The Picnic Case
The Picnic Case is an innovative insulated picnic suitcase that seamlessly combines the functions of a food carrier and a sit-down table. Inspired by old vintage suitcase designs, it features classic aesthetics with modern functionality, including compartments to keep food at optimal temperatures and foldable legs that transform it into a stable dining surface. This versatile solution enhances the outdoor dining experience, making picnics more convenient and enjoyable.
Timeline
1 Week
Role
Prototyping, 3D Modeling
Tools
Shapr 3D
In one of my courses at USC, we embarked on a project to design a physical prototype for an innovative lunchbox, with the freedom to redefine what a "lunchbox" could be. This creative endeavor allowed us to explore various materials and configurations, pushing the boundaries of traditional lunchbox designs. The primary aim was to hone our skills in physical prototyping, fostering creativity and hands-on experimentation without any predefined constraints.
Defining the Pain Points
Small Baskets
Most of the picnic baskets available are only big enough for the cutlery they contain and a few small snacks
Insulation
Packed food can go bad as most baskets do not have insulation to keep food fresh...cold or warm
Flat Surfaces
Having some wine or even just juice with your picnic?

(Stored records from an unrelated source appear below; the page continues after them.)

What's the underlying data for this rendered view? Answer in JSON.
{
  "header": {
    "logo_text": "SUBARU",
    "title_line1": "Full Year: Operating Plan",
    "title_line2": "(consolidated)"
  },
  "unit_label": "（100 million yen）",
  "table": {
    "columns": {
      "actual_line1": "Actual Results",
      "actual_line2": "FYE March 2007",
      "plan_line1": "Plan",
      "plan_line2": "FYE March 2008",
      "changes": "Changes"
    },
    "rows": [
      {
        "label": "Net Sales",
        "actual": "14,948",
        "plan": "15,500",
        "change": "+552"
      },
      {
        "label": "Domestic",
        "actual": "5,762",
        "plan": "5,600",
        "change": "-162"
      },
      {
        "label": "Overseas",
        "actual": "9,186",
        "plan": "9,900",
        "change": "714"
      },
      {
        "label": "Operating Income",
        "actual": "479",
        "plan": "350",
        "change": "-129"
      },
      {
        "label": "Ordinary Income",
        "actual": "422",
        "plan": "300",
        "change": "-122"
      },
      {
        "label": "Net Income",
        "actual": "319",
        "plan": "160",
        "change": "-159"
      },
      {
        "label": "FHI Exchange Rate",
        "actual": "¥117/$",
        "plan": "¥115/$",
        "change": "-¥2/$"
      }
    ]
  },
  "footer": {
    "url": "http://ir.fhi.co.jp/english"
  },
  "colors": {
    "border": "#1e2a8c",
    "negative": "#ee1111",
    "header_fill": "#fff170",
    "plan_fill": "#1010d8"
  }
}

Good luck finding a flat surface to sit them on while in the park!
Sketches
3D Renderings
An insulated picnic suitcase that acts as not only your food carrier, but also your sit down table
A Flat Surface
The Picnic Case transforms into a low table that two people can sit at and enjoy their food and drink
2 Compartments
One for food, one to store the legs
Standing Table Compartment
Legs fold up and the 3rd compartment can completely clip off to create a table
Physical Prototyping
This project marked my first experience with physical prototyping, where I repurposed a red suitcase and unused legs from a standing shelf to create the Picnic Case. Engaging in physical prototyping revealed critical factors like weight distribution, height, and basic physics that digital rendering alone could not fully capture. This hands-on approach provided invaluable insights, allowing me to further consider the design based on real-world interactions and practical challenges.